China and the 'three sisters' of iron ore: the Asian giant now wants to self-produce it

At the time of Enrico Mattei Italy sought to develop domestic oil and gas production (as well as secure its own sources of external supply) so as not to have to depend on the 'seven sisters' who dominated the international oil market.

China is in a similar situation regarding the iron ore, of which she is by far the world's leading consumer. On the other side of the trading table are the 'three sisters' – BHP Billiton, Rio Tinto and Vale – which are in practice a cartel of sellers (they control two-thirds of the world's iron ore exports).
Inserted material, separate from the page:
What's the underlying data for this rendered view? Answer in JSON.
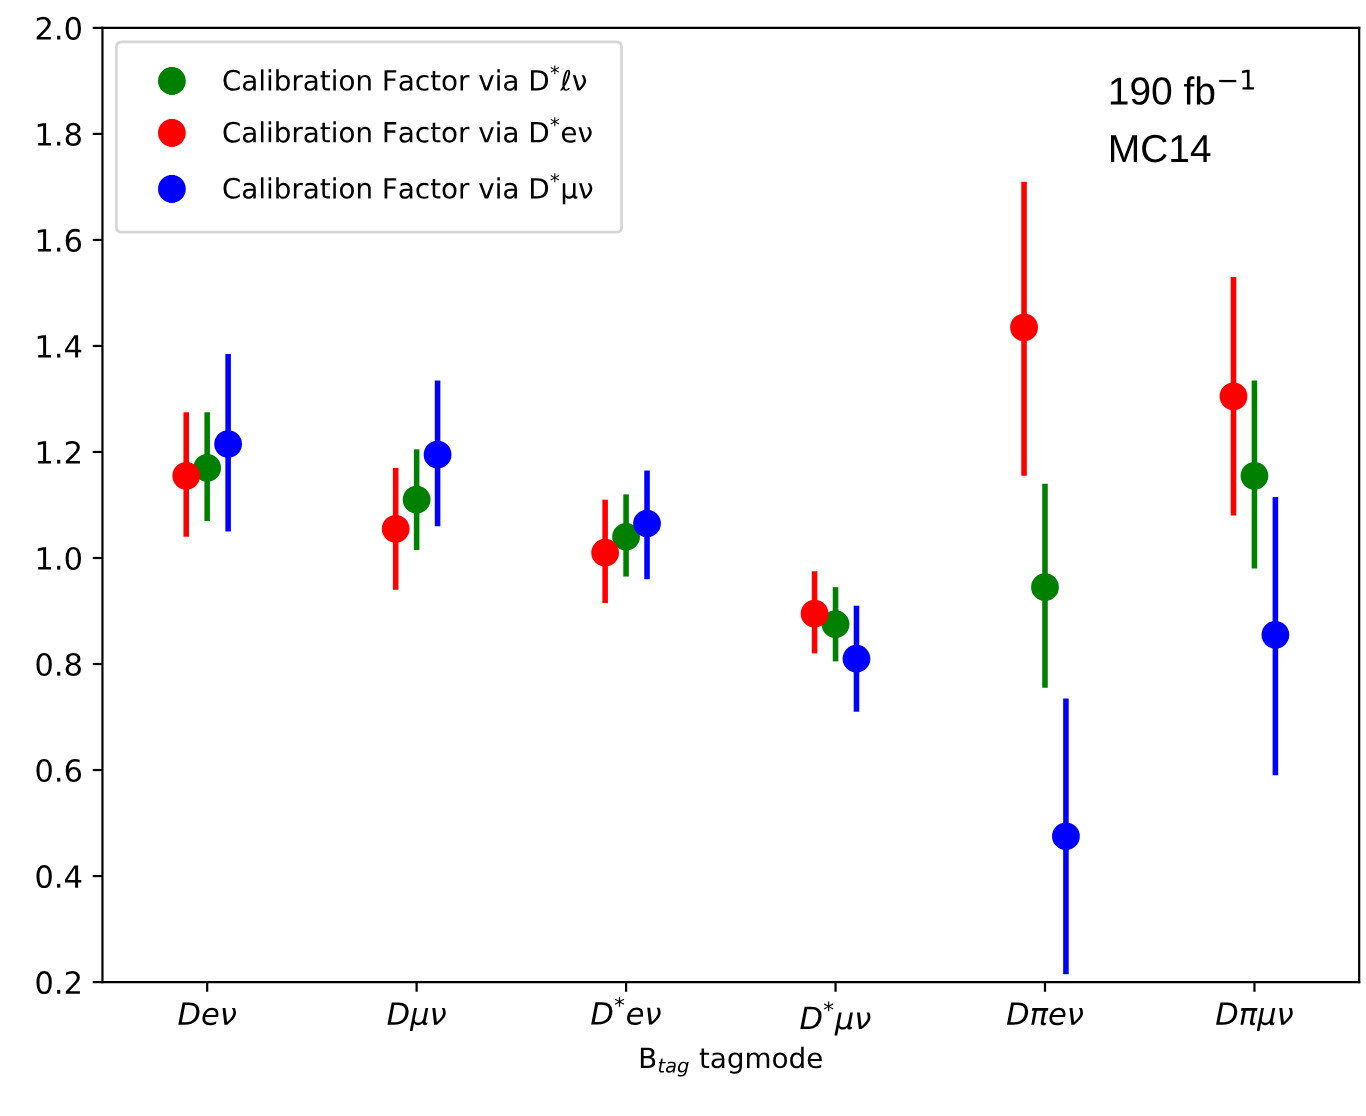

But China now wants to develop domestic manufacturing (reaching 45% of needs, from 35% last year) and enter into direct agreements with producing countries to not having to depend on the 'three sisters'. And it intends, as far as the imported part is concerned, to get half of the imports from mines in which China has invested. The efforts of the Chinese are good for the global steel industry as a whole, insofar as production increases, the cartel is weakened, and therefore the pressure on prices is eased.

In the first 8 months of this year, China imported 448 million tons of iron ore (+3.5% on last year) and the average price in the period soared by 38%. China blames the 'three sisters' cartel: the average margins of the Chinese steel industry are lower than those of the rest of the industry.